One of my fondest memories in Berkeley was at a party hanging out with a bunch of artists. The building was utterly non-descript, but the crowd was great fun. Maybe because we all knew each other, maybe because they were a bunch of free spirits, almost certainly the autumn weather played a part, but in the middle of the event a group of us coalesced and started dancing around the fire pit, playacting random mundane activities like mowing the lawn, cutting vegetables, etc, etc.
It was a night all about the crowd and the mood. It could have been almost any old apartment complex, but without the fire pit that moment would have never come.
Maybe I posted this three years ago…maybe I didn’t. And maybe I wrote up a couple posts earlier this week that I can’t find now. Well digging around my draft box, I found this post which apparently never got published…so does that balance things out?
It was pretty deflating to lose a couple posts. But then again, I’m not writing long form essays here! The thoughts will come back if they are any good. And if don’t come back to mind, then y’all missed out on nothing. After three weeks at this I suspect that if this blog continues for an extended period, it will be have a core group of ideas that will be repeated and repackaged and reworded and revisited again and again.
By the way 2009 feels like yesterday, how on earth did it get to be 2012 already!?!
We just sold one of our coffee tables, thus freeing up our other coffee table that had been sitting on the original coffee table. We’ve had it for a while, it used to hide in the bedroom of our old apartment, but now it sits in the bunnies’ living room.

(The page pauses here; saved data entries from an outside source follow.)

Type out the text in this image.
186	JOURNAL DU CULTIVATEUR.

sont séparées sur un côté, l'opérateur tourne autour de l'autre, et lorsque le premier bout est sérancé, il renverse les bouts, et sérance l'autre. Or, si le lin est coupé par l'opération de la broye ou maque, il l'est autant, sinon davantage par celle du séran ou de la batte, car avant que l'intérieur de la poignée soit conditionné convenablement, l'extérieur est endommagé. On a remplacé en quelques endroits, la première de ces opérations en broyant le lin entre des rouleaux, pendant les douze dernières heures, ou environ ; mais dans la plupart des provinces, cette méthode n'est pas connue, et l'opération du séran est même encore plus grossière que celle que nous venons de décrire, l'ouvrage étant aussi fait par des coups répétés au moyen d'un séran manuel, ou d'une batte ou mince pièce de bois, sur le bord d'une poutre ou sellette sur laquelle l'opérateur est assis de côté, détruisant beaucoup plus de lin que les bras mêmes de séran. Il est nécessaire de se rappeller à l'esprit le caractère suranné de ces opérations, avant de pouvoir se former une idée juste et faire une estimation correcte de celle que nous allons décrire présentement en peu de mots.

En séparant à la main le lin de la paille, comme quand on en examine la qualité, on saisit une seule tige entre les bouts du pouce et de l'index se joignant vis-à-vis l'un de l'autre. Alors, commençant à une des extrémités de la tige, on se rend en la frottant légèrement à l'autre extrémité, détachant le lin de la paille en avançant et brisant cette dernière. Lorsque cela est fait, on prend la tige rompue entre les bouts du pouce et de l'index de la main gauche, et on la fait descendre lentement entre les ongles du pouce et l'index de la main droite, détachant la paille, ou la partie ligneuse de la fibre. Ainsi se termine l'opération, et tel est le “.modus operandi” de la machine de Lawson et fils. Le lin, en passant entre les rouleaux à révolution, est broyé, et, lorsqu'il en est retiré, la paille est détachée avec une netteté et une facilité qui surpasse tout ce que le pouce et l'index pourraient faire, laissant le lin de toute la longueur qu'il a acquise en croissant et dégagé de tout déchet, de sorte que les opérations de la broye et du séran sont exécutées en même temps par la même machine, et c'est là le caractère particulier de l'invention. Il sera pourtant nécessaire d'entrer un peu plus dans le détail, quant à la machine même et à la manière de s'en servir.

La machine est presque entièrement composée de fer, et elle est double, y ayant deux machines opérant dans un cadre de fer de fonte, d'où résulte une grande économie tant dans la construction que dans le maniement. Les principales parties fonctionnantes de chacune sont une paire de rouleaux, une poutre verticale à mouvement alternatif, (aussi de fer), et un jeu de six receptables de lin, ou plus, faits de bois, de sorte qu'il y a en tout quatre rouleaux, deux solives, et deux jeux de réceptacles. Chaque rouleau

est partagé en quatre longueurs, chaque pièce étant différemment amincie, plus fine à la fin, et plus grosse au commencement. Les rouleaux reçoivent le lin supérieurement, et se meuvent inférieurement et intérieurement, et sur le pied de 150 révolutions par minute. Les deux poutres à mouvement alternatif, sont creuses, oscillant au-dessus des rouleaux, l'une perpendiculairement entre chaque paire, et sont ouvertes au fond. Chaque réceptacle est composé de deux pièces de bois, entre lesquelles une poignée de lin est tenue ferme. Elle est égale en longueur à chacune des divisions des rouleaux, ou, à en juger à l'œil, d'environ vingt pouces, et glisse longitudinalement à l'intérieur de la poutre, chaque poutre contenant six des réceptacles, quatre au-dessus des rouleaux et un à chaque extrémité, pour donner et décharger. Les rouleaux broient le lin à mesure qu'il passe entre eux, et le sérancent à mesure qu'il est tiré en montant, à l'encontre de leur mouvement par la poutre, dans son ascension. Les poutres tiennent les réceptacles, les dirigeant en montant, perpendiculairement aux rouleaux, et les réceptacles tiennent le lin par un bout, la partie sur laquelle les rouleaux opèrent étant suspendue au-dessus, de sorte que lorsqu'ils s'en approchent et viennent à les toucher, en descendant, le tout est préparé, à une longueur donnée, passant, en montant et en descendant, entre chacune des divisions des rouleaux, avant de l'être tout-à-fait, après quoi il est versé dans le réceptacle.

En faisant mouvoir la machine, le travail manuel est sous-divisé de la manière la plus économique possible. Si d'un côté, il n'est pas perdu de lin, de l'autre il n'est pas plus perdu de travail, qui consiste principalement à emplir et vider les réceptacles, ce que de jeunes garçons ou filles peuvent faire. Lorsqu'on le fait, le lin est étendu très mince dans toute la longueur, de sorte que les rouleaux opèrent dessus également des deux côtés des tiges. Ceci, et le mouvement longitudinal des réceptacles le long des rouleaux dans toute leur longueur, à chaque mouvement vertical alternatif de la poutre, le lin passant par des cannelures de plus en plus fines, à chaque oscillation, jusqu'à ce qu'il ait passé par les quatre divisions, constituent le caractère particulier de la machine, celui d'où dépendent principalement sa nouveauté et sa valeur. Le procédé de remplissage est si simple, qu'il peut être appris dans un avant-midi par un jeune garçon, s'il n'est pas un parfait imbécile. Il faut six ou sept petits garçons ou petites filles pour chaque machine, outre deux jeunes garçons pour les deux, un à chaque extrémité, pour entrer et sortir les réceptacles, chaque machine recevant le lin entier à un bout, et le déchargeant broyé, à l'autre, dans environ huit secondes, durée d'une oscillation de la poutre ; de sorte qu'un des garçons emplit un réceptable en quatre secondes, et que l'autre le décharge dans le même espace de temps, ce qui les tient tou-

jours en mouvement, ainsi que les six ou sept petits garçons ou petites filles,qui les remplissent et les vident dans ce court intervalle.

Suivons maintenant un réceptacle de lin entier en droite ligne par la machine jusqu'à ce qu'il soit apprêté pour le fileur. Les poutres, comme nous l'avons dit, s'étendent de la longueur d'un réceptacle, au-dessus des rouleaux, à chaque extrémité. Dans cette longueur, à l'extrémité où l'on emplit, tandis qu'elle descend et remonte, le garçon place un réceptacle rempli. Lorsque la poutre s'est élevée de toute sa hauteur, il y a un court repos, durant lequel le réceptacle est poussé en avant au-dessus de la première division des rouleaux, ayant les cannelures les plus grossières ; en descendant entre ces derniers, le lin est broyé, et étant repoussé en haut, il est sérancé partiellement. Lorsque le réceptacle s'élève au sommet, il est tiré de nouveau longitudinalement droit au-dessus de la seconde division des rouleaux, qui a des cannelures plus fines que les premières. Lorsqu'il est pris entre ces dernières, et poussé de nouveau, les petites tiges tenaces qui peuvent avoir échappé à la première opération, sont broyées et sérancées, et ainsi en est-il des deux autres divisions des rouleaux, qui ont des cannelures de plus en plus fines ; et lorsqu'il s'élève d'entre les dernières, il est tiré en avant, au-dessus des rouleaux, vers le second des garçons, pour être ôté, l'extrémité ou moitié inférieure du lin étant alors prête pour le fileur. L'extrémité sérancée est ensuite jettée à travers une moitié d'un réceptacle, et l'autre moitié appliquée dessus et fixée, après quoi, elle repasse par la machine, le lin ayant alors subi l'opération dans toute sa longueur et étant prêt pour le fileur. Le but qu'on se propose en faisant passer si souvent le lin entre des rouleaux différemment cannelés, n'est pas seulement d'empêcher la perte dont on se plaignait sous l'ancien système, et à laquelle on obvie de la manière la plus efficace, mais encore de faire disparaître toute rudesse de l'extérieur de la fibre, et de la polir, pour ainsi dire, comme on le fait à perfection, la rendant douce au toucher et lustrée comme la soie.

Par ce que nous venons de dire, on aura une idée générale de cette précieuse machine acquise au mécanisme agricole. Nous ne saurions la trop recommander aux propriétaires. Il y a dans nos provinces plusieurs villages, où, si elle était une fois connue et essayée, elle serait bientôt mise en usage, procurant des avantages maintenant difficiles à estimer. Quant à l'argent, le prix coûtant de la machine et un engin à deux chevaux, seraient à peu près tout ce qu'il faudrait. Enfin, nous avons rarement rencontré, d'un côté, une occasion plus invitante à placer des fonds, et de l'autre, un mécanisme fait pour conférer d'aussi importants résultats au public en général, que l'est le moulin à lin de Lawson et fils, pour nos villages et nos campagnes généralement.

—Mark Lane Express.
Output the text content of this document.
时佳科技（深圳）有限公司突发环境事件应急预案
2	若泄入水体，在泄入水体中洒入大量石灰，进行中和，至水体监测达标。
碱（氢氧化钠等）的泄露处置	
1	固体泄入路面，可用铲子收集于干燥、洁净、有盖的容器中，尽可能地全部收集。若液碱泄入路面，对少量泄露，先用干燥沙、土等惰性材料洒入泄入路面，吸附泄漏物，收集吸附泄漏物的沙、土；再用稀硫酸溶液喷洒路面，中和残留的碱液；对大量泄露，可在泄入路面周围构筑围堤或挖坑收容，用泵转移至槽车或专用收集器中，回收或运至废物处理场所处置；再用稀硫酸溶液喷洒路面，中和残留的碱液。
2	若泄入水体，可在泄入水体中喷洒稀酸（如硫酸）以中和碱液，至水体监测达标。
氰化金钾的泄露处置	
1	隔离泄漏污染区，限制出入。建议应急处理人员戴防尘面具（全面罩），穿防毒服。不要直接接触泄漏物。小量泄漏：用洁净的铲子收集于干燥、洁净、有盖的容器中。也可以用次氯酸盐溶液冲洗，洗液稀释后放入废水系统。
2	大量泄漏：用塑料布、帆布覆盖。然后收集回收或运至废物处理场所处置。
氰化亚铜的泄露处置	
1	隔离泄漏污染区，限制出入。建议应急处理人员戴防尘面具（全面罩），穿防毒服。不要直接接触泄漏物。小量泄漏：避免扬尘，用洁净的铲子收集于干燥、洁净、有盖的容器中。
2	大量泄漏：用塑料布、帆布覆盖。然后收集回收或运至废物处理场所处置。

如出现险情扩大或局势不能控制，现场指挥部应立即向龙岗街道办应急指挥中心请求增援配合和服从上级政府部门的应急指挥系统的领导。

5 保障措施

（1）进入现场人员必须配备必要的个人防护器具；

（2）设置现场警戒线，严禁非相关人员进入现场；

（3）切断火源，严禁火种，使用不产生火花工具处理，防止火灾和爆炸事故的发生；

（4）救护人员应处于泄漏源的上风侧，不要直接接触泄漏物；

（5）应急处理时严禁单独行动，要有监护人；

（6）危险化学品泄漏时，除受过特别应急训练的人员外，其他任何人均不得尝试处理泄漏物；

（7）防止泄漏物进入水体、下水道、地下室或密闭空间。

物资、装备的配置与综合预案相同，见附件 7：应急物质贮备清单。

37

So as soon we let them out, Peppercorn came out to inspect the “new” table. Of course the full process includes a few nips a the new piece of furniture. I feel bad for the table, but what can you do?
Stillness is something that is easily missed in this society. Honestly, I’m not too good at it – I’m so easily distracted I’ve lost interest in devoting an hour and a half to watch even simple action movies.
The shame of quiet architecture of some renown is that they usually attract tourists who don’t have much time to soak in the stillness.